Spacetime metric from local and linear electrodynamics: a new axiomatic scheme

TL;DR

This paper develops a new axiomatic approach to derive the spacetime metric from local and linear electrodynamics without assuming a metric or connection, recovering the Lorentzian structure and pseudo-Riemannian metric of spacetime.

Contribution

It introduces a novel axiomatic scheme that derives the spacetime metric from electrodynamics principles without prior metric assumptions.

Findings

Light cone with Lorentzian signature identified

Conformally invariant metric part recovered

Pseudo-Riemannian metric obtained by setting a scale

Abstract

We consider spacetime to be a 4-dimensional differentiable manifold that can be split locally into time and space. No metric, no linear connection are assumed. Matter is described by classical fields/fluids. We distinguish electrically charged from neutral matter.

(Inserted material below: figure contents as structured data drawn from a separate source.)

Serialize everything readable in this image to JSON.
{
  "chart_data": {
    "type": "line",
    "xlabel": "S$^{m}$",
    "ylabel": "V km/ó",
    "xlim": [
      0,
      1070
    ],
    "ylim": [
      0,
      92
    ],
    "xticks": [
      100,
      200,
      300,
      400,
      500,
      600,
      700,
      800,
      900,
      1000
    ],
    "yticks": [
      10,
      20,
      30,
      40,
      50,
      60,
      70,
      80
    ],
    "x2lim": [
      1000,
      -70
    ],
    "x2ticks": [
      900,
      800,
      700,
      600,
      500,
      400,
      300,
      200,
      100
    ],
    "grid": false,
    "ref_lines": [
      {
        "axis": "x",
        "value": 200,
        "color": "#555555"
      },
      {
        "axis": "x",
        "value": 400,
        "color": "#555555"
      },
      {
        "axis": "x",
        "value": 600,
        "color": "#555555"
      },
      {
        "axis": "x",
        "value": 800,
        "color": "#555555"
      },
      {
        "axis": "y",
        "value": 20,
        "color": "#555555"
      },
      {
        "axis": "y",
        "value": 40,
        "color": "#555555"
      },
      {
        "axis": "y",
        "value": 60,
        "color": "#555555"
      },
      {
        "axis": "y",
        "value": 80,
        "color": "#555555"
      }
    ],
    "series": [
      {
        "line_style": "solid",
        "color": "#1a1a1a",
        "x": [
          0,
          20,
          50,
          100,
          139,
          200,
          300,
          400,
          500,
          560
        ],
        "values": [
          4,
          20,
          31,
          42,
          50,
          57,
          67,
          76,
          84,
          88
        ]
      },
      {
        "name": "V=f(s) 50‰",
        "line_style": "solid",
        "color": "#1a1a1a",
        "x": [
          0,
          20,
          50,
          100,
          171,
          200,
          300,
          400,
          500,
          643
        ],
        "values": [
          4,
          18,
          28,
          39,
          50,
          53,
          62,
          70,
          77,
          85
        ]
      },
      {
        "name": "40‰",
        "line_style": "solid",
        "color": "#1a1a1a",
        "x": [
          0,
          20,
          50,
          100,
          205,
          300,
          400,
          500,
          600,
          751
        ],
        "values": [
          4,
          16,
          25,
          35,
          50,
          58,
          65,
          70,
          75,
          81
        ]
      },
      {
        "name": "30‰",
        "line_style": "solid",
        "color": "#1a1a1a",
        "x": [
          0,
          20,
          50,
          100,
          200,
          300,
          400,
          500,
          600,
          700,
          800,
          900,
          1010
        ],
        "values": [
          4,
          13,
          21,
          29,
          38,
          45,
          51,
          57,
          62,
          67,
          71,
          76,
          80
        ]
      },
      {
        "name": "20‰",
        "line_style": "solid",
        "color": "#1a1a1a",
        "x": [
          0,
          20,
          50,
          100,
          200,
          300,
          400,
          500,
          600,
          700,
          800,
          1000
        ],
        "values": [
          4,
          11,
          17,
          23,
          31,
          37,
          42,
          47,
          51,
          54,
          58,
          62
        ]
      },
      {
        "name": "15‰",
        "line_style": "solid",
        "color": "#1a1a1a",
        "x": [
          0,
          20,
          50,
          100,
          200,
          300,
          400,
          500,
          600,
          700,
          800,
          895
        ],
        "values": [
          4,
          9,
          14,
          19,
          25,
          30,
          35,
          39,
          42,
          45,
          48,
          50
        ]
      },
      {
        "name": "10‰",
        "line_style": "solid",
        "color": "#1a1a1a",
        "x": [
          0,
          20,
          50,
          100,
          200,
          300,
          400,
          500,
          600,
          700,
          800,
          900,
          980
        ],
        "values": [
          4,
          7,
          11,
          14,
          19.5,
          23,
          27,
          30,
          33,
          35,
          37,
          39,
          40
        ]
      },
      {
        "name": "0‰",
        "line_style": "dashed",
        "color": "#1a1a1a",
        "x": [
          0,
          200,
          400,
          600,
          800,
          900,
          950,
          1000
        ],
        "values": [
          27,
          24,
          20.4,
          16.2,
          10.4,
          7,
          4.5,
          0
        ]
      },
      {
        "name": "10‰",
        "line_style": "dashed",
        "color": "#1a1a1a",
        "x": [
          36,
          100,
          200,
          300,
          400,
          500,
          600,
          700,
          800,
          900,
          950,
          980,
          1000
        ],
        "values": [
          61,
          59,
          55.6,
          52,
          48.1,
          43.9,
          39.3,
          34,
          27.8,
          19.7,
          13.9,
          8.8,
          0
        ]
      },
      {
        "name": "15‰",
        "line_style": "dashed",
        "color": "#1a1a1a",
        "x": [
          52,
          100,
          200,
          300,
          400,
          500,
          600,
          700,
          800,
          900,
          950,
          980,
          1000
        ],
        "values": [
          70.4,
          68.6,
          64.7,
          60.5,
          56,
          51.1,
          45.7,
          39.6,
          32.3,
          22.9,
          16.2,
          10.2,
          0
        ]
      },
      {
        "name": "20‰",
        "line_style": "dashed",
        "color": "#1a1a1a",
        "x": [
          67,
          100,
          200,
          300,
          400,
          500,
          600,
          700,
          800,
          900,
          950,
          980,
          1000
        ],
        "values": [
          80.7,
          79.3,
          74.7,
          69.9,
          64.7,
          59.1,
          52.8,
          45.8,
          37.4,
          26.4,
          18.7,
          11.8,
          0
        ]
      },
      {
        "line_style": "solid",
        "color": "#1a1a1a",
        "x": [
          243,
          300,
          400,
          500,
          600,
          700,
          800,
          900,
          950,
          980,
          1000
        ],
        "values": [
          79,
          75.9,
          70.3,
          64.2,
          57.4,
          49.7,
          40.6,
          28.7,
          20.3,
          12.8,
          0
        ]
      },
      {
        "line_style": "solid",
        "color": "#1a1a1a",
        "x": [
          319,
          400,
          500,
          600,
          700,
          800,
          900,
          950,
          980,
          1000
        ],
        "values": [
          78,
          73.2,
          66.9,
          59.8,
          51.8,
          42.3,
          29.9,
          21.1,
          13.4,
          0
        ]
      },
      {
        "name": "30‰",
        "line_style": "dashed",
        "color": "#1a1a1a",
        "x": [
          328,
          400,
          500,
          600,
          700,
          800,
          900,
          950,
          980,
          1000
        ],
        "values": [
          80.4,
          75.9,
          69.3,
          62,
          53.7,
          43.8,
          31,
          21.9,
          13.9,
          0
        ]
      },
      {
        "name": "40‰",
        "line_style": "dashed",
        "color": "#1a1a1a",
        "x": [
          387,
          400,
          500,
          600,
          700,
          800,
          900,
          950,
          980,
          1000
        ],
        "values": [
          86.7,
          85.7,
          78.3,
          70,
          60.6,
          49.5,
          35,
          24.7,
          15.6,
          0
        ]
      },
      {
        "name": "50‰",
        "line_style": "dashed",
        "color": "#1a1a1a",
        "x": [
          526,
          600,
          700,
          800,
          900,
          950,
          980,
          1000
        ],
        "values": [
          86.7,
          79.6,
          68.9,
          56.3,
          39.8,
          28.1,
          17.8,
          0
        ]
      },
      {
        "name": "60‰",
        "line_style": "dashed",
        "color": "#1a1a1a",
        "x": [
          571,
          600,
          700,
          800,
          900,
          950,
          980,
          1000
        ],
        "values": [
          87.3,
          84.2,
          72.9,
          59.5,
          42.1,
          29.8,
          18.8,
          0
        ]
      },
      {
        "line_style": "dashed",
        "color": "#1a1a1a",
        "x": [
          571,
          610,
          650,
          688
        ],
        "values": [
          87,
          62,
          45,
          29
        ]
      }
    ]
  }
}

Electric charge and magnetic flux are postulated to be conserved. As a consequence, the inhomogeneous and the homogeneous Maxwell equations emerge expressed in terms of the excitation H and the field strength F, respectively. H and F are assumed to fulfill a local and linear "spacetime relation" with 36 constitutive functions. The propagation of electromagnetic waves is considered under such circumstances in the geometric optics limit. We forbid birefringence in vacuum and find the light cone including its Lorentzian signature. Thus the conformally invariant part of the metric is recovered. If one sets a scale, one finds the pseudo-Riemannian metric of spacetime.